Ankama, un petit studio indépendant du nord de la France, cartonne avec ce jeu on-line décalé, qui mixe fantastique et humour débridé. Reportage à Tourcoing avec les trois fondateurs.

par Erwan Cario

tags : jeux en ligne , univers persistants

Entièrement conçu en Flash, Dofus fait figure d’ovni. DR

Un jeu en ligne avec plus d’un million de joueurs, en passe de franchir le cap des 100 000 abonnés payants. Et plus de 1 000 nouveaux abonnés chaque jour. Un univers persistant immense où se côtoient humour débridé et créatures merveilleuses. Pourtant, une partie de la presse spécialisée s’évertue à qualifier Dofus de « petit jeu on-line ». Peut-être parce que, avec ses deux dimensions et son design cartoon aux inspirations manga, il va à rebours de la production vidéoludique actuelle. Peut-être aussi parce que sa conception en Flash, généralement utilisé pour réaliser de simples sites web, n’a rien de très next-gen.
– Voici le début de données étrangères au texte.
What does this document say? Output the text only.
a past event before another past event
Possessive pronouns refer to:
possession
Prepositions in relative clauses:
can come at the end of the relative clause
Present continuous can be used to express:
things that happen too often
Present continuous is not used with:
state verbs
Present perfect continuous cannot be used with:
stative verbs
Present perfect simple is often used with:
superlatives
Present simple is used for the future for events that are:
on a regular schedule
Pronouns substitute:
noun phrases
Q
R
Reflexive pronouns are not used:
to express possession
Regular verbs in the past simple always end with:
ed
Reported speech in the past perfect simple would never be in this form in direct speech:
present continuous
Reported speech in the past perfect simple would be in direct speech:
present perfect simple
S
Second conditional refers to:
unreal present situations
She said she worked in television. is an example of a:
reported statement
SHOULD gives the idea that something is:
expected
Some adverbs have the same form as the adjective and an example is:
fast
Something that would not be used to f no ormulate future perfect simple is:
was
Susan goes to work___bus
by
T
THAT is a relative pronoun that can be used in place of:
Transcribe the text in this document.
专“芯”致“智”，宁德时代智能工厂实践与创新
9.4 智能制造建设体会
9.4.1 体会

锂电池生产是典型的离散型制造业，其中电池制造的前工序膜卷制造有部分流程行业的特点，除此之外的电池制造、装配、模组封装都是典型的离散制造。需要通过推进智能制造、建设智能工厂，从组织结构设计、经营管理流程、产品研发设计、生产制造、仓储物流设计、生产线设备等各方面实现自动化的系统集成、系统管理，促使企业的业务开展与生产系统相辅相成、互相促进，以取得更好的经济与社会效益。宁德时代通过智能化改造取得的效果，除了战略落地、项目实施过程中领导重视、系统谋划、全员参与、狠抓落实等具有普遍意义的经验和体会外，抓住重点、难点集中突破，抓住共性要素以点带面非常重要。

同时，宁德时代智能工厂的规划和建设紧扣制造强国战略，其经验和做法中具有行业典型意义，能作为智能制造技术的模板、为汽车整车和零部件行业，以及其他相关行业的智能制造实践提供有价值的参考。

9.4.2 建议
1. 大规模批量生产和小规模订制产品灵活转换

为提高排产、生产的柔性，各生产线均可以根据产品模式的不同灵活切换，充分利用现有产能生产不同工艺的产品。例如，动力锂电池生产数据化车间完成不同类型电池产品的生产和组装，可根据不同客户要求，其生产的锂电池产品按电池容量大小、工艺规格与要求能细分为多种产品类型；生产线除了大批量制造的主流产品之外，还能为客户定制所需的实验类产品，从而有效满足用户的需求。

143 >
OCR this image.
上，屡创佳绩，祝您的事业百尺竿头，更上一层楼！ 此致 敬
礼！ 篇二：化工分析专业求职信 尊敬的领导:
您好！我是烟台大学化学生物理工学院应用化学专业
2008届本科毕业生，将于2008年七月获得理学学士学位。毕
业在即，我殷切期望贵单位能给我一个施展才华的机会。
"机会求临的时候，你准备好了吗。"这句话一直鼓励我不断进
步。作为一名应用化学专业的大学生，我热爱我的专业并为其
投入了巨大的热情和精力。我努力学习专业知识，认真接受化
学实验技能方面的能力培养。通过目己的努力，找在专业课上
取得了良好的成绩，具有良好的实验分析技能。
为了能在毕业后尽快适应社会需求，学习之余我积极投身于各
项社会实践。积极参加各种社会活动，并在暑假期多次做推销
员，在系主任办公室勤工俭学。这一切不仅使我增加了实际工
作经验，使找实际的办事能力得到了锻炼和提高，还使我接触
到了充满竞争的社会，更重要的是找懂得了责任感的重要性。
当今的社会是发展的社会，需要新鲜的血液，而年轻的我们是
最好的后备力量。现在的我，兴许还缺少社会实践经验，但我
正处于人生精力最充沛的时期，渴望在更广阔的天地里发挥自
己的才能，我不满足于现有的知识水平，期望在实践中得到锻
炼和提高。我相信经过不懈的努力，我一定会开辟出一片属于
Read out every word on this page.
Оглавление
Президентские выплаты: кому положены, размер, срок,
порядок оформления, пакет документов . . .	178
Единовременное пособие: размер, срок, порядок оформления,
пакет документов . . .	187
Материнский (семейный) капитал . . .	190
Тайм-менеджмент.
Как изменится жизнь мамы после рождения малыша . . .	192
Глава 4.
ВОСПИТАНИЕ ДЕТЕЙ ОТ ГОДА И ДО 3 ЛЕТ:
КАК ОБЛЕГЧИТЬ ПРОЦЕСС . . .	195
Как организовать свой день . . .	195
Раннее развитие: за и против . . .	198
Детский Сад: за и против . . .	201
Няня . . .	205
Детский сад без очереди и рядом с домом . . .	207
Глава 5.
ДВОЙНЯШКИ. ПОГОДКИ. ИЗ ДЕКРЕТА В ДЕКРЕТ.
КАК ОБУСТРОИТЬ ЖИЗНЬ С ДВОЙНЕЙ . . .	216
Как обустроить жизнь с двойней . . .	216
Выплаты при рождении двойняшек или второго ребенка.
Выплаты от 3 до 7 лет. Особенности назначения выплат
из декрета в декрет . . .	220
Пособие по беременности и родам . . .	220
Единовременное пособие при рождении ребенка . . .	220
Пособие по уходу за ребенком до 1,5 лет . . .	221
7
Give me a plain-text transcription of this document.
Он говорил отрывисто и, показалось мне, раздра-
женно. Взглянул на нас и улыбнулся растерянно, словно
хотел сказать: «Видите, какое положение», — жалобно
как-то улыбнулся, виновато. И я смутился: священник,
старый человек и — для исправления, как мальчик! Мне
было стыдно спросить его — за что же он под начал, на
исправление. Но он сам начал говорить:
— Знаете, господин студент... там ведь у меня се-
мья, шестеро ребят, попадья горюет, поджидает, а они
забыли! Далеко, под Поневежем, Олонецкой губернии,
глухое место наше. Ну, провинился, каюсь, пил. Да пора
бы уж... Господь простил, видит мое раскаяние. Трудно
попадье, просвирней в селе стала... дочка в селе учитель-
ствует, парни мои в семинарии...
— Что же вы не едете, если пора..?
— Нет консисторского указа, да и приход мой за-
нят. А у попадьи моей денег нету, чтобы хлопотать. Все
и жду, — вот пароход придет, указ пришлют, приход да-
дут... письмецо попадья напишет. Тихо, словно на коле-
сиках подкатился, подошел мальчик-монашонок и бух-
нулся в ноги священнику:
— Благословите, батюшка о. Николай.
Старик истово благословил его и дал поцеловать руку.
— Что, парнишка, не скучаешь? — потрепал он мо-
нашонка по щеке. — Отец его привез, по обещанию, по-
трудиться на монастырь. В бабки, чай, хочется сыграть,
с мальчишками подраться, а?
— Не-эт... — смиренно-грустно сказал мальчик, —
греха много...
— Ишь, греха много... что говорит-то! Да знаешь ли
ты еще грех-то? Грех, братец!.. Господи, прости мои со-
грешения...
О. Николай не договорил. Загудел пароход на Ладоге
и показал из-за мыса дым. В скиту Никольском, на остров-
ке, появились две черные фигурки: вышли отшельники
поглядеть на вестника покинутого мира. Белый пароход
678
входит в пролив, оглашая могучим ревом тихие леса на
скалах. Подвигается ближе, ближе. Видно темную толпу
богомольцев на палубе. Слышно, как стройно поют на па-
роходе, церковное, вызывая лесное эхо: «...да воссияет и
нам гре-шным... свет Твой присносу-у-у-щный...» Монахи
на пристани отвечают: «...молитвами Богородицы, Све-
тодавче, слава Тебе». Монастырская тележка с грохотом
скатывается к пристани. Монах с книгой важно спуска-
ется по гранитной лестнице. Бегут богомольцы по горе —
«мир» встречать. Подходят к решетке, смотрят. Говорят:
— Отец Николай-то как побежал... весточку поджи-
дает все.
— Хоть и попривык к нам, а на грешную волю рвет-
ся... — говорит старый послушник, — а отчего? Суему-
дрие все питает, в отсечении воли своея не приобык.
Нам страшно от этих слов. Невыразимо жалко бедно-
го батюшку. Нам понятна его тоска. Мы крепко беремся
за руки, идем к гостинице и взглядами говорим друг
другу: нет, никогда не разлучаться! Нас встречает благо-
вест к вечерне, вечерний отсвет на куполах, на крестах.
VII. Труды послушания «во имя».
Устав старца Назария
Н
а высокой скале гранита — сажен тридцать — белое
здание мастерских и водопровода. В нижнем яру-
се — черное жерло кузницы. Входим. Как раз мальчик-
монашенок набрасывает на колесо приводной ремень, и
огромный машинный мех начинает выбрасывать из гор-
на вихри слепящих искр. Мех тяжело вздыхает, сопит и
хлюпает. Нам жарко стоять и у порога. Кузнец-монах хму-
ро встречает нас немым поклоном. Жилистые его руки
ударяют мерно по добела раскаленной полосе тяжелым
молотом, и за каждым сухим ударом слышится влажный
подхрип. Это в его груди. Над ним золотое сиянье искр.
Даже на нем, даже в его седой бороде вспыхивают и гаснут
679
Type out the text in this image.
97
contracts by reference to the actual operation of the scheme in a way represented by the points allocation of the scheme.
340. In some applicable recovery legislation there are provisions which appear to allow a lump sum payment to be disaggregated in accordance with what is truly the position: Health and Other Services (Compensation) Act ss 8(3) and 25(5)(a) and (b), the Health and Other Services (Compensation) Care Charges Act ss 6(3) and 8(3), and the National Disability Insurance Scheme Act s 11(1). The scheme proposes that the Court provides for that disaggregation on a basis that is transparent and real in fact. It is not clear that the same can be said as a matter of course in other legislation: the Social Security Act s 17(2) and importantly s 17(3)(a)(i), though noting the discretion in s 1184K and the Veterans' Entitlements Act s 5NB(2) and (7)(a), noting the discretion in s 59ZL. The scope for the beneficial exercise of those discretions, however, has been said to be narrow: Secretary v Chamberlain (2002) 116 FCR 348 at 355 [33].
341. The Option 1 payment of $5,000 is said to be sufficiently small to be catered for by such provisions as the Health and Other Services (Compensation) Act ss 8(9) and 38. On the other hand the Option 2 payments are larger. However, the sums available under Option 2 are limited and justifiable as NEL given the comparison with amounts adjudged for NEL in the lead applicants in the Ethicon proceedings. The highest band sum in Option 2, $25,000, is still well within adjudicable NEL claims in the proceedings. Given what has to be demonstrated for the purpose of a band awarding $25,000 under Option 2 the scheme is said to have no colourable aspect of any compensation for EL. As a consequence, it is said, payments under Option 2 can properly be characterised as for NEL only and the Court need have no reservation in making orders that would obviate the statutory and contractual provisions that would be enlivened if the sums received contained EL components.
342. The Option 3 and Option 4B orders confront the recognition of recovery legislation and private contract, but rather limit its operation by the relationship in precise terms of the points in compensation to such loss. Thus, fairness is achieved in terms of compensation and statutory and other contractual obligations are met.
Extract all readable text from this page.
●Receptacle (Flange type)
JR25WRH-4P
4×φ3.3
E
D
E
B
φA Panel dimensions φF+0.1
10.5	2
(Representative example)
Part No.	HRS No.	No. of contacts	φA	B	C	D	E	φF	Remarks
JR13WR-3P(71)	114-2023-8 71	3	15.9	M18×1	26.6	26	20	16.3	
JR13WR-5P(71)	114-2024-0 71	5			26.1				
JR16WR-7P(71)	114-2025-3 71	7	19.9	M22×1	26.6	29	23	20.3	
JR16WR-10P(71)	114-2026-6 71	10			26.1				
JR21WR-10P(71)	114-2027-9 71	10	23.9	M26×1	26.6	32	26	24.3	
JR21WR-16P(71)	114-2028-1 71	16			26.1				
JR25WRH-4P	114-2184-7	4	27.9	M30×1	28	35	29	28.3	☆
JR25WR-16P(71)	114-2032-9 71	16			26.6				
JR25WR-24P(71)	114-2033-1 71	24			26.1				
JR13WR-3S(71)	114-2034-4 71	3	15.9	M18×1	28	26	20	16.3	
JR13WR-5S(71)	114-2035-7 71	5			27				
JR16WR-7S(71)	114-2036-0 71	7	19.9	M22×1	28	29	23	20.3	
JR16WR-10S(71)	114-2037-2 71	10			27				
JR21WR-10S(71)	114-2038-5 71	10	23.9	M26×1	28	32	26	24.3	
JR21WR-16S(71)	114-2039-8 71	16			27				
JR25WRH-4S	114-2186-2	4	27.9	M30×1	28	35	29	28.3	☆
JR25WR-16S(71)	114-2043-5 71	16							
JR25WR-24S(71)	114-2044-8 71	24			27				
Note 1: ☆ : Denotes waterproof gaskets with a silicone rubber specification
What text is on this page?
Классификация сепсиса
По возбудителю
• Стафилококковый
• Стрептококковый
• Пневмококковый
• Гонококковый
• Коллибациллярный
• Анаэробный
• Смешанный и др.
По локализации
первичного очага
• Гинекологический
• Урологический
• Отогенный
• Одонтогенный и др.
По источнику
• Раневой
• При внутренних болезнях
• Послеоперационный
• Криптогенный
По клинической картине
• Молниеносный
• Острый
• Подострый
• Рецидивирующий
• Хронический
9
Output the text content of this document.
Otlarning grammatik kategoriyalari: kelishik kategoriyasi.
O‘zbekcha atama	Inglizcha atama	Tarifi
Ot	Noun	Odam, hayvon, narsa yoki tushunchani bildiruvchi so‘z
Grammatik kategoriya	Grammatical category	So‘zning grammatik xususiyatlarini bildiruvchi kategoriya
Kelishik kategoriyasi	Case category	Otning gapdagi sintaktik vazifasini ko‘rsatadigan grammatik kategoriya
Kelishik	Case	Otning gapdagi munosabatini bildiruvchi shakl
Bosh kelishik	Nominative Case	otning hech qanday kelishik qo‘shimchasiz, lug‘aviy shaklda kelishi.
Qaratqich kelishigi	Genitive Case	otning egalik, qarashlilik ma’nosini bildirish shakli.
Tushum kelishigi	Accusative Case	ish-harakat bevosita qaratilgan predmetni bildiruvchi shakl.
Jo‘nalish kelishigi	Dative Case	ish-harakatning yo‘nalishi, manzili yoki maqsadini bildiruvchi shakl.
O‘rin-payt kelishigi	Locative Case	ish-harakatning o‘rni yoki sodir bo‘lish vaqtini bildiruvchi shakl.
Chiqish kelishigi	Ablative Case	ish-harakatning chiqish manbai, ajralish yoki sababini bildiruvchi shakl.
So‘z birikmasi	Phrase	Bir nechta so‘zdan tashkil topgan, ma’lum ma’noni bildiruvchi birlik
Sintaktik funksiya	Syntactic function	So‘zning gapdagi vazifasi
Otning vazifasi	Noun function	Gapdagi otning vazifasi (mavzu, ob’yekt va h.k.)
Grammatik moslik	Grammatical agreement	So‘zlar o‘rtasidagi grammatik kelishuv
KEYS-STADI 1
Peut-être surtout parce qu’Ankama, petit studio indépendant du nord de la France, semble sorti de nulle part.

Ankama occupe quatre bureaux au rez-de-chaussée de la ruche d’entreprises de Tourcoing, une « pépinière » comme tant d’autres. Ils ressemblent à des salles de classe en sureffectif. Passer de douze à plus de quarante employés en dix-huit mois n’a pas que des avantages. Perdus au milieu de leurs salariés, les trois fondateurs semblent se compléter à merveille. Anthony Roux, le créatif, à la tête d’une troupe de graphistes, bouillonne d’idées souvent saugrenues qu’Emmanuel Darras, le gestionnaire en charge de faire tourner la boîte, tente parfois de recadrer. Reste à Camille Chafer, le technicien, la dure tâche de les mettre en oeuvre.

« On a créé Ankama en mai 2001 dans un 15 mètres carrés à Roubaix, se souvient Emmanuel Darras. C’était à l’origine ­ et c’est toujours ­ une agence de com. Il fallait bien vivre. Mais on avait déjà l’idée d’un grand jeu vidéo, même si aucun d’entre nous n’en avait jamais réalisé. » Les comparses sont audacieux, mais ils savent rester réalistes. « On avait un complexe d’infériorité face à l’industrie du jeu vidéo. En collant aux technologies actuelles, on allait se prendre une grosse gamelle. On a donc décidé de se décaler. » Un an plus tard, direction Tourcoing. « Dès qu’un projet était bouclé, on se mettait au jeu. On développait un truc, mais on ne savait pas du tout où on allait. » Le premier prototype arrive en octobre 2003, mais n’a pas grand-chose à voir avec le Dofus d’aujourd’hui. Il s’agit d’un jeu de combat tactique au tour par tour, où les joueurs s’affrontent à grands coups d’épée et de magie. L’armature est prête. Il ne reste plus qu’à le rendre massivement multijoueur. Du jamais vu en Flash. « Je me suis battu avec les développeurs pendant des semaines pour qu’ils acceptent de tenter le coup », rigole Anthony Roux. Ils y arrivent pourtant, après avoir reçu une aide de 15 000 euros du Centre national du cinéma. Dofus voit le jour fin 2004. Les joueurs commencent à se balader sur le monde d’Amakna et découvrent les disciples d’Ecaflip, de Xelor, d’Eniripsa ou d’Osamodas (attention, anagrammes bancales inside) qui le peuplent. Les connexions augmentent vite. Et explosent quand ils décident, un an plus tard, de rendre une partie du jeu gratuite.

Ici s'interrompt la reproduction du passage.